Thats a powerful statement that I can see how it would have an impact on you.

Keep an open mind, though. There are attendings out there that would differ with that opinion, and I'm one of them.

Once your laryngoscopy skills are so refined that you can intubate a pregnant fire ant, which you should be able to do after five years of a busy practice, succinylcholine in minute doses (20-40mg) provides you with optimum intubating conditions, albeit for a very short time. Which makes it easier on both you and the patient.

And if you fail, which at this point in your career you'll find will be almost never, the sux-redistribution will carry away that very-low-dose CDAZY FAST.. So the patient can still "save their own life."
 
Thats a powerful statement that I can see how it would have an impact on you.

Keep an open mind, though. There are attendings out there that would differ with that opinion, and I'm one of them.

Once your laryngoscopy skills are so refined that you can intubate a pregnant fire ant, which you should be able to do after five years of a busy practice, succinylcholine in minute doses (20-40mg) provides you with optimum intubating conditions, albeit for a very short time.
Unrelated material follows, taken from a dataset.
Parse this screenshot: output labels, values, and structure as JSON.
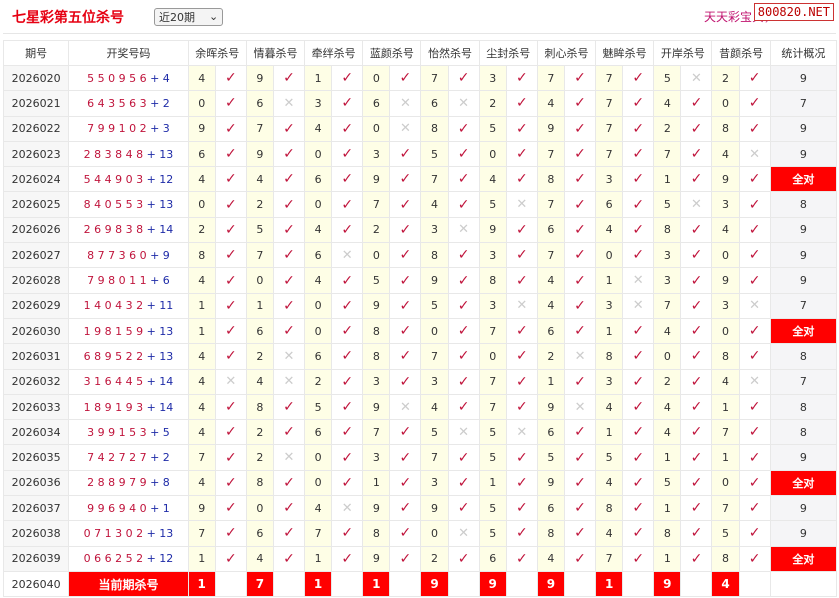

Which makes it easier on both you and the patient.

And if you fail, the sux-redistribution will carry away that very-low-dose CDAZY FAST.. So the patient can still "save their own life."

And one of my mentors has the "2 and 2" formula. 2cc Etomidate and 2cc Sux.
 
This is what is great about this forum. There is always something to learn from ideas from others. Jet and Ice, I will definitely keep those ideas in mind.